As mortgage rates for 30-year home loans slowly climb higher, now is a good time to stop and think and think about refinancing or re-refinancing that mortgage you’ve taken out.
Refinancing can not only save you money off your monthly payments, it may also shorten the duration of your home loan. In some cases, it may be possible to accomplish both of these goals at once.
Millions of people have already taken advantage of programs like (HARP) the Home Affordable Refinancing Program to save a lot of money off of their mortgage. Some may even be thinking about the refinancing a second time. It doesn’t always make financial sense to refinance a home loan two or even three times, but it can if you know what to look for.

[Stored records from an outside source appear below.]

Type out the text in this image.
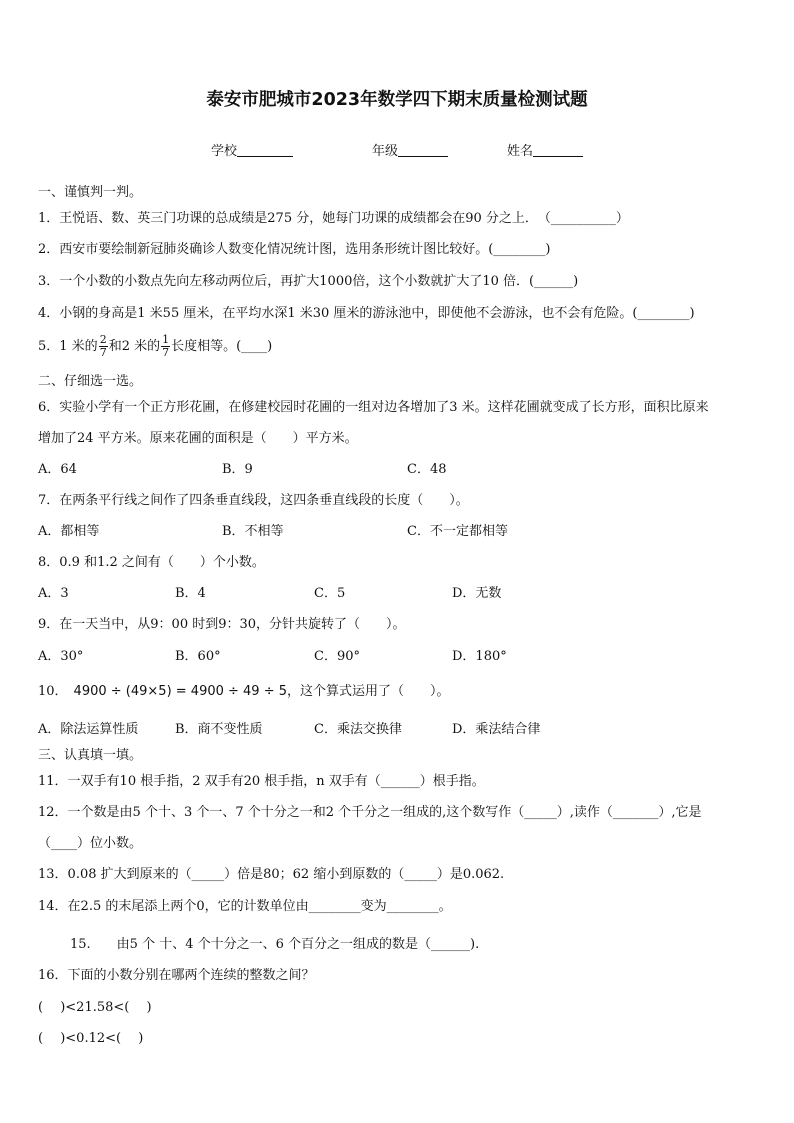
泰安市肥城市2023年数学四下期末质量检测试题
学校	年级	姓名
一、谨慎判一判。
1．王悦语、数、英三门功课的总成绩是275 分，她每门功课的成绩都会在90 分之上．　（__________）
2．西安市要绘制新冠肺炎确诊人数变化情况统计图，选用条形统计图比较好。(________)
3．一个小数的小数点先向左移动两位后，再扩大1000倍，这个小数就扩大了10 倍．(______)
4．小钢的身高是1 米55 厘米，在平均水深1 米30 厘米的游泳池中，即使他不会游泳，也不会有危险。(________)
5．1 米的 $\frac{2}{7}$ 和2 米的 $\frac{1}{7}$ 长度相等。(____)
二、仔细选一选。
6．实验小学有一个正方形花圃，在修建校园时花圃的一组对边各增加了3 米。这样花圃就变成了长方形，面积比原来
增加了24 平方米。原来花圃的面积是（　　）平方米。
A．64	B．9	C．48
7．在两条平行线之间作了四条垂直线段，这四条垂直线段的长度（　　）。
A．都相等	B．不相等	C．不一定都相等
8．0.9 和1.2 之间有（　　）个小数。
A．3	B．4	C．5	D．无数
9．在一天当中，从9：00 时到9：30，分针共旋转了（　　）。
A．30°	B．60°	C．90°	D．180°
10． 4900 ÷ (49×5) = 4900 ÷ 49 ÷ 5，这个算式运用了（　　）。
A．除法运算性质	B．商不变性质	C．乘法交换律	D．乘法结合律
三、认真填一填。
11．一双手有10 根手指，2 双手有20 根手指，n 双手有（______）根手指。
12．一个数是由5 个十、3 个一、7 个十分之一和2 个千分之一组成的,这个数写作（_____）,读作（_______）,它是
（____）位小数。
13．0.08 扩大到原来的（_____）倍是80；62 缩小到原数的（_____）是0.062.
14．在2.5 的末尾添上两个0，它的计数单位由________变为________。
15.　　由5 个 十、4 个十分之一、6 个百分之一组成的数是（______).
16．下面的小数分别在哪两个连续的整数之间？
( 　)<21.58<( 　)
( 　)<0.12<( 　)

The Best Time to Refinance Once More
To state the obvious, refinancing only makes sense if it’s going to save you money or put you in a better financial situation. You only save money through refinancing if the rate at which you’re refinancing too is lower than the rate you currently have. For example, refinancing from 6% to 4.5% is going to make a huge difference in how much you pay in the long term.
Of course, some refinancing options may shorten the duration of a home loan and make monthly payments larger. In this situation, however, the homeowner would still be saving money in the long run because they would be paying less money over time in interest.

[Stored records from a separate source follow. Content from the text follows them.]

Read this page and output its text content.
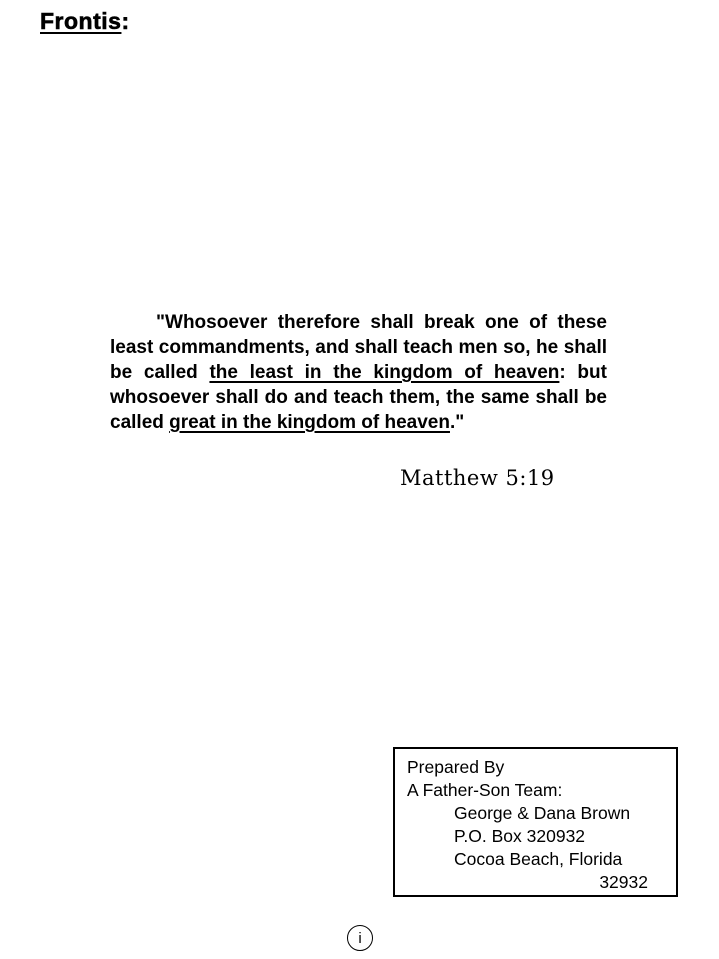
Frontis:

"Whosoever therefore shall break one of these least commandments, and shall teach men so, he shall be called the least in the kingdom of heaven: but whosoever shall do and teach them, the same shall be called great in the kingdom of heaven."

Matthew 5:19
Prepared By
A Father-Son Team:
George & Dana Brown
P.O. Box 320932
Cocoa Beach, Florida
32932
i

So, even if you’ve refinancing only a year ago, it will most likely to make sense to refinance again and lock in a low rate if interest rates are falling. For the time being, that simply isn’t happening though. Interest rates are at best remaining stable or slowly going up. This means that most people who have refinanced in the last 2 years will likely have lower rates on their home loan than is currently being offered on the market.
When Refinancing May Not Make Sense
Refinancing isn’t free so being strategic about when to refinance is always important. There is a certain point at which it no longer makes sense to refinance because you will actually be spending more on closing costs and other fees than you will be saving.

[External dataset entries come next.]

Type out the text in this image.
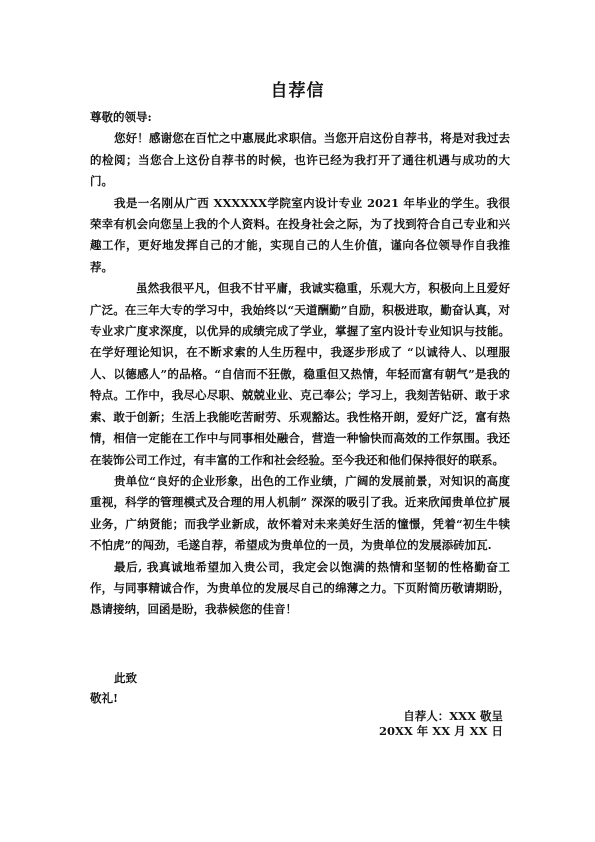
自荐信

尊敬的领导:

您好！感谢您在百忙之中惠展此求职信。当您开启这份自荐书，将是对我过去的检阅；当您合上这份自荐书的时候，也许已经为我打开了通往机遇与成功的大门。

我是一名刚从广西 XXXXXX学院室内设计专业 2021 年毕业的学生。我很荣幸有机会向您呈上我的个人资料。在投身社会之际，为了找到符合自己专业和兴趣工作，更好地发挥自己的才能，实现自己的人生价值，谨向各位领导作自我推荐。

虽然我很平凡，但我不甘平庸，我诚实稳重，乐观大方，积极向上且爱好广泛。在三年大专的学习中，我始终以“天道酬勤”自励，积极进取，勤奋认真，对专业求广度求深度，以优异的成绩完成了学业，掌握了室内设计专业知识与技能。在学好理论知识，在不断求索的人生历程中，我逐步形成了 “以诚待人、以理服人、以德感人”的品格。“自信而不狂傲，稳重但又热情，年轻而富有朝气”是我的特点。工作中，我尽心尽职、兢兢业业、克己奉公；学习上，我刻苦钻研、敢于求索、敢于创新；生活上我能吃苦耐劳、乐观豁达。我性格开朗，爱好广泛，富有热情，相信一定能在工作中与同事相处融合，营造一种愉快而高效的工作氛围。我还在装饰公司工作过，有丰富的工作和社会经验。至今我还和他们保持很好的联系。

贵单位“良好的企业形象，出色的工作业绩，广阔的发展前景，对知识的高度重视，科学的管理模式及合理的用人机制” 深深的吸引了我。近来欣闻贵单位扩展业务，广纳贤能；而我学业新成，故怀着对未来美好生活的憧憬，凭着“初生牛犊不怕虎”的闯劲，毛遂自荐，希望成为贵单位的一员，为贵单位的发展添砖加瓦.

最后, 我真诚地希望加入贵公司，我定会以饱满的热情和坚韧的性格勤奋工作，与同事精诚合作，为贵单位的发展尽自己的绵薄之力。下页附简历敬请期盼，恳请接纳，回函是盼，我恭候您的佳音！

此致
敬礼!
自荐人：XXX 敬呈
20XX 年 XX 月 XX 日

The general rule of thumb is that refinancing only makes sense if you can drop the interest rate on your home loan by at least 1%. But there are sever other factors that you may want to consider. Among these factors is how long you plan on staying in the home that you’re refinancing for.
Here is one way for you to determine whether refinancing will make sense. First, find the difference between your old mortgage costs and what you’ll be paying after refinancing. If you pay $1000 now and will pay $900 after refinancing then this number will be $100. Second, divide the closing costs of your new loan by the monthly savings. This will give you an idea of how long it will take before you break even. If you only plan on being in a house for another 3 years, but it will take you 4 years to break even, then refinancing obviously wouldn’t make sense.